API Gateway :- API Gateway will act as a single entry point. It will help us to route the request to particular service. This will handle SSL termination, rate Limiting (to prevent DDoS/abuse). API Gateway also should be scaled across multiple availability zones.

Application Server:- This is where our actual code will be. Application server manages the business logic. It receives Long URLs, request a unique ID from the KGS, and stores the mapping in DB. Application server also receives short IDs, where it will check the cache if available it return or else check DB and issues a 302 Redirect.

KGS(ID / Key Generation Service):- This ensure every shortened URL gets a unique, non colliding ID. Pre-generates random 6-8 character strings (Base62 encoded.

Database(NoSQL):- We were storing URL mapping here. permanent storage for URL mappings.

why NoSQL (MongoDB) :- It scales better for simple key-value lookups and can handle billions of records more easily then a traditional SQL Database. and it has dynamic , flexible schema.

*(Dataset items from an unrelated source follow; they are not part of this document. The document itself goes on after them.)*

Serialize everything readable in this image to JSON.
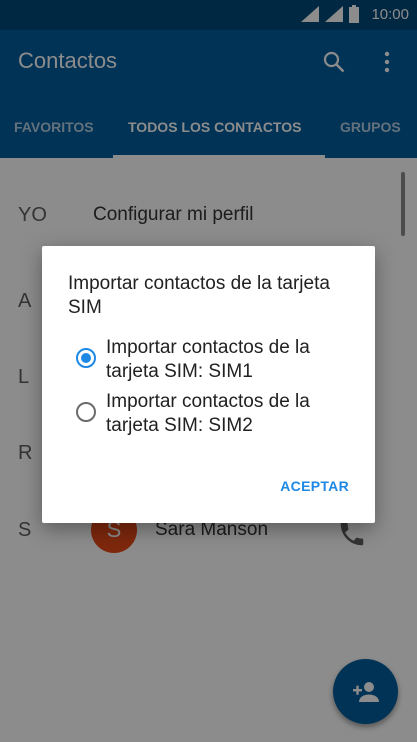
{
  "status_bar": {
    "time": "10:00"
  },
  "app_bar": {
    "title": "Contactos"
  },
  "tabs": [
    {
      "label": "FAVORITOS",
      "active": false
    },
    {
      "label": "TODOS LOS CONTACTOS",
      "active": true
    },
    {
      "label": "GRUPOS",
      "active": false
    }
  ],
  "list": {
    "profile_letter": "YO",
    "profile_text": "Configurar mi perfil",
    "section_letters": [
      "A",
      "L",
      "R",
      "S"
    ],
    "visible_contact": {
      "initial": "S",
      "name": "Sara Manson"
    }
  },
  "dialog": {
    "title": "Importar contactos de la tarjeta SIM",
    "options": [
      {
        "label": "Importar contactos de la tarjeta SIM: SIM1",
        "checked": true
      },
      {
        "label": "Importar contactos de la tarjeta SIM: SIM2",
        "checked": false
      }
    ],
    "confirm_label": "ACEPTAR"
  },
  "colors": {
    "status_bar": "#01497b",
    "app_bar": "#025d9d",
    "accent": "#1e88e5",
    "avatar": "#e64a19"
  },
  "icons": {
    "search": "search-icon",
    "overflow": "more-vert-icon",
    "phone": "phone-icon",
    "add_contact": "add-contact-icon"
  }
}
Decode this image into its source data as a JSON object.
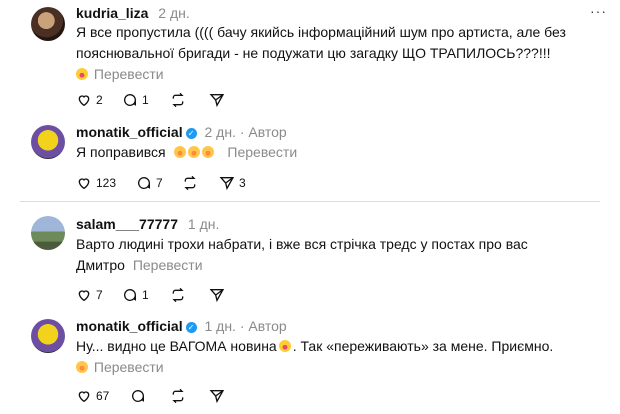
{
  "posts": [
    {
      "username": "kudria_liza",
      "time": "2 дн.",
      "text_line1": "Я все пропустила (((( бачу якийсь інформаційний шум про артиста, але без",
      "text_line2": "пояснювальної бригади - не подужати цю загадку ЩО ТРАПИЛОСЬ???!!!",
      "translate": "Перевести",
      "likes": "2",
      "comments": "1",
      "reposts": "",
      "shares": ""
    },
    {
      "username": "monatik_official",
      "time": "2 дн.",
      "author": "Автор",
      "text": "Я поправився",
      "translate": "Перевести",
      "likes": "123",
      "comments": "7",
      "reposts": "",
      "shares": "3"
    },
    {
      "username": "salam___77777",
      "time": "1 дн.",
      "text_line1": "Варто людині трохи набрати, і вже вся стрічка тредс у постах про вас",
      "text_line2": "Дмитро",
      "translate": "Перевести",
      "likes": "7",
      "comments": "1",
      "reposts": "",
      "shares": ""
    },
    {
      "username": "monatik_official",
      "time": "1 дн.",
      "author": "Автор",
      "text_line1a": "Ну... видно це ВАГОМА новина",
      "text_line1b": ". Так «переживають» за мене. Приємно.",
      "translate": "Перевести",
      "likes": "67",
      "comments": "",
      "reposts": "",
      "shares": ""
    }
  ],
  "more_label": "···",
  "separator": "·"
}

Cache (Redis Cache) :- for frequent access we can store our data in cache, so it drastically reduces latency for redirects. and it reduces DB load.

MQ Messaging QUEUE(Kafka) :- to store all click events we were using MQ - kafka. It helps decoupling the redirection logic from the analytics logic. When a linked click , the server produces a message to kafka and redirects the user immediately. This prevents analytics processing from slowing down the user experience.

AS (Analytics Service) :- It will be act as consumer.

Consumes events from kafka (ex - "Link x clicked from NYC at 2 PM)

ADB(Analytics Database):- This is also a DB to store all the events.

whatever events analytic service consume , that will store it in here Analytics Database , so in future we can track this.

Database Partitioning & Sharding :-

To scale to billions of URLsm we use Hash-based partitioning, The short_url_id act as the partition key. this ensures an even distribution of data across database shards and prevents any single node from reaching its storage or I/O limits.

Advanced Rate Limiting :- To protect the system, the API gateway implements a token bucket algorithm. we set different tiers: stricter limits for the POST /shorten (write path) to prevent database bloat, and more generous limits for GET (Read path) to ensure high availability for legitimate users.

Hotspot Mitigation:- (Caching strategy) for viral links (hotspot), we employ redis replication. Popular keys are replicated across multiple read-replicas, We also use consistent hashing in our load balancer to ensure that if a cache node fails, the load is redistributed minimally without a full cache wipe.

Reliability :- We implement Resilience4j on API server service. if the DB or KGS or cache unresponsive , the circuit opens to prevent a cascading failure, returning a "Service Unavailable" message quickly rather than letting requests hang.